そうは言っても、大したものではない。家から二駅離れた町にある、土手沿いの桜並木だ。
今日は朗らかで、いい天気だった。空は青く、太陽は温かく、風は優しい。
平日なので人通りの少ない駅前を抜けて、ゆっくり目的地へと歩いていく。途中の自動販売機で、緑茶を買った。
ペットボトルをゆらゆら揺らしながら進んでいくと、橋を渡った向こうに桜並木が見えてきた。桜はすべて遊歩道の土手側に生えていて、次の橋まで約二キロ近く続いている。
ニュースの通り花は満開で、ぽつぽつそこを通る人の姿も見えた。
少し速足でコンクリートの何の変哲もない橋を渡る。真横では何台も車が風を切って通り過ぎていった。
桜並木の入り口、アスファルトから生えている進入禁止の金属の二本の白いポールの間に立ち、しばらく桜を眺めていた。

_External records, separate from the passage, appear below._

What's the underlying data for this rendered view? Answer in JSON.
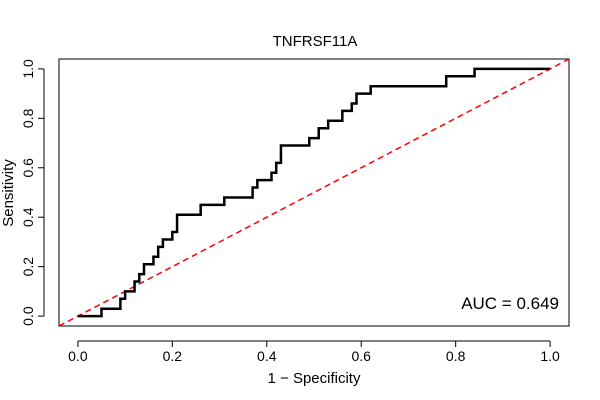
{
  "chart_data": {
    "type": "line",
    "title": "TNFRSF11A",
    "xlabel": "1 − Specificity",
    "ylabel": "Sensitivity",
    "xlim": [
      -0.04,
      1.04
    ],
    "ylim": [
      -0.04,
      1.04
    ],
    "xticks": [
      0.0,
      0.2,
      0.4,
      0.6,
      0.8,
      1.0
    ],
    "yticks": [
      0.0,
      0.2,
      0.4,
      0.6,
      0.8,
      1.0
    ],
    "xtick_labels": [
      "0.0",
      "0.2",
      "0.4",
      "0.6",
      "0.8",
      "1.0"
    ],
    "ytick_labels": [
      "0.0",
      "0.2",
      "0.4",
      "0.6",
      "0.8",
      "1.0"
    ],
    "grid": false,
    "annotation": "AUC = 0.649",
    "series": [
      {
        "name": "ROC curve",
        "color": "#000000",
        "x": [
          0.0,
          0.05,
          0.05,
          0.09,
          0.09,
          0.1,
          0.1,
          0.12,
          0.12,
          0.13,
          0.13,
          0.14,
          0.14,
          0.16,
          0.16,
          0.17,
          0.17,
          0.18,
          0.18,
          0.2,
          0.2,
          0.21,
          0.21,
          0.26,
          0.26,
          0.31,
          0.31,
          0.37,
          0.37,
          0.38,
          0.38,
          0.41,
          0.41,
          0.42,
          0.42,
          0.43,
          0.43,
          0.44,
          0.44,
          0.49,
          0.49,
          0.51,
          0.51,
          0.53,
          0.53,
          0.56,
          0.56,
          0.58,
          0.58,
          0.59,
          0.59,
          0.62,
          0.62,
          0.78,
          0.78,
          0.84,
          0.84,
          1.0
        ],
        "y": [
          0.0,
          0.0,
          0.03,
          0.03,
          0.07,
          0.07,
          0.1,
          0.1,
          0.14,
          0.14,
          0.17,
          0.17,
          0.21,
          0.21,
          0.24,
          0.24,
          0.28,
          0.28,
          0.31,
          0.31,
          0.34,
          0.34,
          0.41,
          0.41,
          0.45,
          0.45,
          0.48,
          0.48,
          0.52,
          0.52,
          0.55,
          0.55,
          0.58,
          0.58,
          0.62,
          0.62,
          0.69,
          0.69,
          0.69,
          0.69,
          0.72,
          0.72,
          0.76,
          0.76,
          0.79,
          0.79,
          0.83,
          0.83,
          0.86,
          0.86,
          0.9,
          0.9,
          0.93,
          0.93,
          0.97,
          0.97,
          1.0,
          1.0
        ]
      },
      {
        "name": "reference diagonal",
        "color": "#ff0000",
        "style": "dashed",
        "x": [
          -0.04,
          1.04
        ],
        "y": [
          -0.04,
          1.04
        ]
      }
    ]
  }
}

ほのかにピンク色の白い花びらが、時折吹く風にふわりふわりと落ちていく。
私は深呼吸を一つして、並木道を歩き始めた。出来るだけ桜に近い方へと寄り、空を見上げながら進む。
目指すのは、並木道の真ん中の辺り、川の方に向けて設置されたベンチだ。そこに座り、日が暮れるまで読書をする予定だった。
桜の花びらはまるで雨のように降り注いでいる。それらが服や髪の毛にくっついたり、肩から下げたトートバックに入ったりしていく。

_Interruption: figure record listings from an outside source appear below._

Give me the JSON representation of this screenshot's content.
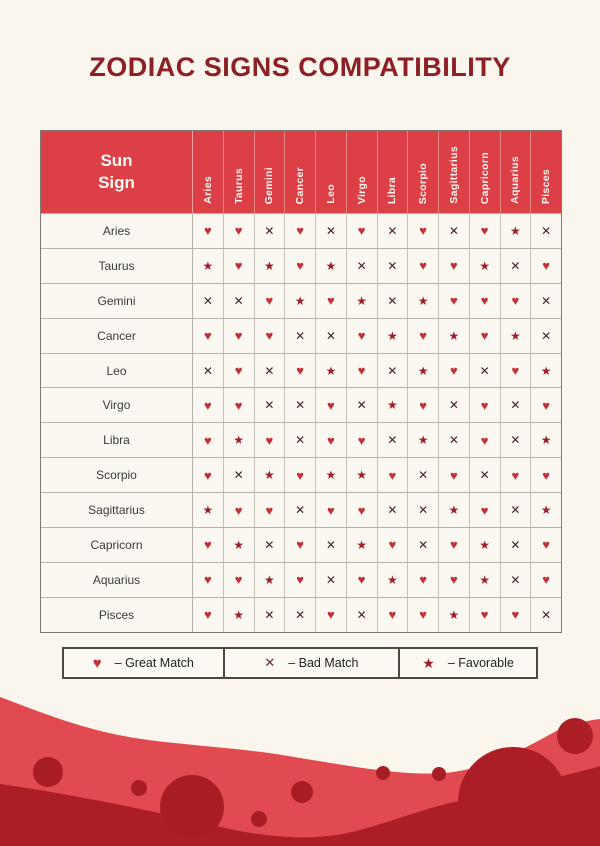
{
  "page": {
    "title": "ZODIAC SIGNS COMPATIBILITY"
  },
  "table": {
    "corner_label": "Sun Sign"
  },
  "symbol_map": {
    "great": {
      "glyph": "♥",
      "name": "heart-icon",
      "meaning": "Great Match"
    },
    "bad": {
      "glyph": "✕",
      "name": "cross-icon",
      "meaning": "Bad Match"
    },
    "favorable": {
      "glyph": "★",
      "name": "star-icon",
      "meaning": "Favorable"
    }
  },
  "legend": {
    "items": [
      {
        "code": "great",
        "label": "– Great Match"
      },
      {
        "code": "bad",
        "label": "– Bad Match"
      },
      {
        "code": "favorable",
        "label": "– Favorable"
      }
    ]
  },
  "colors": {
    "bg": "#FAF6ED",
    "header_red": "#DC4046",
    "title_red": "#8D2026",
    "heart": "#C43038",
    "star": "#9E1F29",
    "cross": "#47242A",
    "wave_light": "#E04A50",
    "wave_dark": "#AC1E25"
  },
  "chart_data": {
    "type": "heatmap",
    "title": "ZODIAC SIGNS COMPATIBILITY",
    "row_header": "Sun Sign",
    "legend": {
      "heart": "Great Match",
      "cross": "Bad Match",
      "star": "Favorable"
    },
    "columns": [
      "Aries",
      "Taurus",
      "Gemini",
      "Cancer",
      "Leo",
      "Virgo",
      "Libra",
      "Scorpio",
      "Sagittarius",
      "Capricorn",
      "Aquarius",
      "Pisces"
    ],
    "rows": [
      {
        "sign": "Aries",
        "values": [
          "great",
          "great",
          "bad",
          "great",
          "bad",
          "great",
          "bad",
          "great",
          "bad",
          "great",
          "favorable",
          "bad"
        ]
      },
      {
        "sign": "Taurus",
        "values": [
          "favorable",
          "great",
          "favorable",
          "great",
          "favorable",
          "bad",
          "bad",
          "great",
          "great",
          "favorable",
          "bad",
          "great"
        ]
      },
      {
        "sign": "Gemini",
        "values": [
          "bad",
          "bad",
          "great",
          "favorable",
          "great",
          "favorable",
          "bad",
          "favorable",
          "great",
          "great",
          "great",
          "bad"
        ]
      },
      {
        "sign": "Cancer",
        "values": [
          "great",
          "great",
          "great",
          "bad",
          "bad",
          "great",
          "favorable",
          "great",
          "favorable",
          "great",
          "favorable",
          "bad"
        ]
      },
      {
        "sign": "Leo",
        "values": [
          "bad",
          "great",
          "bad",
          "great",
          "favorable",
          "great",
          "bad",
          "favorable",
          "great",
          "bad",
          "great",
          "favorable"
        ]
      },
      {
        "sign": "Virgo",
        "values": [
          "great",
          "great",
          "bad",
          "bad",
          "great",
          "bad",
          "favorable",
          "great",
          "bad",
          "great",
          "bad",
          "great"
        ]
      },
      {
        "sign": "Libra",
        "values": [
          "great",
          "favorable",
          "great",
          "bad",
          "great",
          "great",
          "bad",
          "favorable",
          "bad",
          "great",
          "bad",
          "favorable"
        ]
      },
      {
        "sign": "Scorpio",
        "values": [
          "great",
          "bad",
          "favorable",
          "great",
          "favorable",
          "favorable",
          "great",
          "bad",
          "great",
          "bad",
          "great",
          "great"
        ]
      },
      {
        "sign": "Sagittarius",
        "values": [
          "favorable",
          "great",
          "great",
          "bad",
          "great",
          "great",
          "bad",
          "bad",
          "favorable",
          "great",
          "bad",
          "favorable"
        ]
      },
      {
        "sign": "Capricorn",
        "values": [
          "great",
          "favorable",
          "bad",
          "great",
          "bad",
          "favorable",
          "great",
          "bad",
          "great",
          "favorable",
          "bad",
          "great"
        ]
      },
      {
        "sign": "Aquarius",
        "values": [
          "great",
          "great",
          "favorable",
          "great",
          "bad",
          "great",
          "favorable",
          "great",
          "great",
          "favorable",
          "bad",
          "great"
        ]
      },
      {
        "sign": "Pisces",
        "values": [
          "great",
          "favorable",
          "bad",
          "bad",
          "great",
          "bad",
          "great",
          "great",
          "favorable",
          "great",
          "great",
          "bad"
        ]
      }
    ]
  }
}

私はその花びらをそのままにしていた。家に帰った後に、体についたものやトートバックをひっくり返して出てきた花びらを、もう一度集めるのが私の密かな楽しみでもあった。
そうして集めた花びらを、花瓶の中に浮かべたり、押し花にして栞を作ったりしている。
遊歩道は桜の花びらがいっぱいに敷き詰められていて、元のアスファルトの色が見えないほどだった。
一歩踏み出すだけで、足元に風が巻き起こり、桜の花びらが微かに舞い上がる。
川の方に目を向けると、水面に映った町の上にも、桜の花びらが浮かんでいた。ささやかな波によって、川下へと流されていく。

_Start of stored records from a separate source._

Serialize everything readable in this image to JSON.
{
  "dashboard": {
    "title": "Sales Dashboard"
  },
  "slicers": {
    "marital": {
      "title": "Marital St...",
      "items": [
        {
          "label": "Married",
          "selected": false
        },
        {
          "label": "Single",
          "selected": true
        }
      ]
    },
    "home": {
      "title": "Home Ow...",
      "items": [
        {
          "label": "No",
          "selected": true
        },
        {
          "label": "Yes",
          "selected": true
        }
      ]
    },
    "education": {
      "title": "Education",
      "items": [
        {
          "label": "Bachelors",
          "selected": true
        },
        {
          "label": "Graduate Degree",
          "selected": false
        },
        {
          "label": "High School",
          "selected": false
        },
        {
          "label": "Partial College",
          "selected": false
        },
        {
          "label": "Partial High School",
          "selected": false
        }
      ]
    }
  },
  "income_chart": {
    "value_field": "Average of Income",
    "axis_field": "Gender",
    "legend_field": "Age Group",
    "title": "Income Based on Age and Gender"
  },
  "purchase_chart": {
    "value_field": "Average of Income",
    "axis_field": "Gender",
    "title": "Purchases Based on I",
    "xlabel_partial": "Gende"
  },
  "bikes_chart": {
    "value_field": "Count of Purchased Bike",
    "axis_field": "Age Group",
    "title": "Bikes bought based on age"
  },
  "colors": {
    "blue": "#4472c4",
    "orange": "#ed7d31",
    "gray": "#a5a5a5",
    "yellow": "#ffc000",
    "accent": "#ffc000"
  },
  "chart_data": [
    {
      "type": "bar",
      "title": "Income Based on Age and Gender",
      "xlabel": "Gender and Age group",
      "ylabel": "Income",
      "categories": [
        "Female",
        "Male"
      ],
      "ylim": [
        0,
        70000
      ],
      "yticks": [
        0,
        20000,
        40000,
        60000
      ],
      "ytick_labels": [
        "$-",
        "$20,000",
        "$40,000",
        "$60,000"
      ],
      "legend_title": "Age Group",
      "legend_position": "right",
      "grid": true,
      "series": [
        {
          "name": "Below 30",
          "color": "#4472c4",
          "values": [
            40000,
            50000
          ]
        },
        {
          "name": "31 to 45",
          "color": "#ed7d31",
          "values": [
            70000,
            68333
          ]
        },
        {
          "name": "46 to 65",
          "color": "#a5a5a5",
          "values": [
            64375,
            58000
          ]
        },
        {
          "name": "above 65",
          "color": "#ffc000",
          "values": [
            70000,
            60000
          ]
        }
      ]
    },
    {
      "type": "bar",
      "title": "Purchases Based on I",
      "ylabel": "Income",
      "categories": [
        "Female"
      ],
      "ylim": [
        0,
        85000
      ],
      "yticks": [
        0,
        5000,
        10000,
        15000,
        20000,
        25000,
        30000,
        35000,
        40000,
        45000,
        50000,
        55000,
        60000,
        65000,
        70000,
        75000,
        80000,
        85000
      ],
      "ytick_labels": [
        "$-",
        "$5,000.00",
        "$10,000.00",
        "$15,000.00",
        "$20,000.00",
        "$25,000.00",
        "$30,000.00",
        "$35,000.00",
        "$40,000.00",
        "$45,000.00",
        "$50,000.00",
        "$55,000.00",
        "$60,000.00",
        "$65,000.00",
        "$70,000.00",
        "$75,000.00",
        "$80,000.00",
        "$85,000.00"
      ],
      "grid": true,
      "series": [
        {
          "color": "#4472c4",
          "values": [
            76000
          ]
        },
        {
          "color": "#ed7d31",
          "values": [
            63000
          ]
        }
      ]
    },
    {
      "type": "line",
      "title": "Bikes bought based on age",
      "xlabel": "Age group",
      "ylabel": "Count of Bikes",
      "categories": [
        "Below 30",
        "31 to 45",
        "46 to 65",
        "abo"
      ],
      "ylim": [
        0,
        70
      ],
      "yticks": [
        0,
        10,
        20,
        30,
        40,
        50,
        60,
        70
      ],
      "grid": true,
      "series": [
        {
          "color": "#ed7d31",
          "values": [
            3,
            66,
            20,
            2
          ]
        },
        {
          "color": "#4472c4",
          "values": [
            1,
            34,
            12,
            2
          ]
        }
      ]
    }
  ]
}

川のそばでは釣りをしている人や、犬を散歩させている人が見えたが、そのどちらもが川に浮かぶ花びらの行方を眺めているようだった。
私と同じように遊歩道を通る人々は、空を見上げながら歩いている。
青い空を覆い隠すように桜の木々は枝を広げて、満開の花を咲き誇っている。ずっと頭上で咲いている筈なのに、花の雄しべや雌しべ、がくから花弁が離れる瞬間まで観察できるほど近く感じる。
あまりの美しさに、私は感嘆の息を漏らす。いつまでも見ていたい気持ちになる。
世界中の木が桜になって、季節が春のままになったらと、馬鹿なことを考えてしまうほどだった。
ふと、前を見ると、私の擦れ違うように歩いてくる、二十歳前後と思しき二人の女性が目に入った。
外側を歩く女性は下を向いて、内側を歩く女性は上を向いていたけれど、どちらも何かを堪えているような不思議な表情をしていた。
私が彼女たちと横並びになった瞬間、内側の女性が口を開いた。
「いよいよ、明日、出発だね」
「うん……」
「駅まで見送るよ」
「ありがとう」
私ははっとして、振り返った。二人の女性の背中が、段々と遠ざかっていく。
私の足は勝手に止まっていた。桜の雨に打たれながら、寂しそうな苦しそうな彼女たちを目に焼き付けるかのように、見詰めていた。
さよならだけが人生だ。
ふと、頭の中に、そんな有名な一節が浮かんだ。
春の始まりと終わりの気配を、私は胸いっぱいに吸い込んだ。
時間は絶えず流れ続けて、桜の花は静かに散っていく。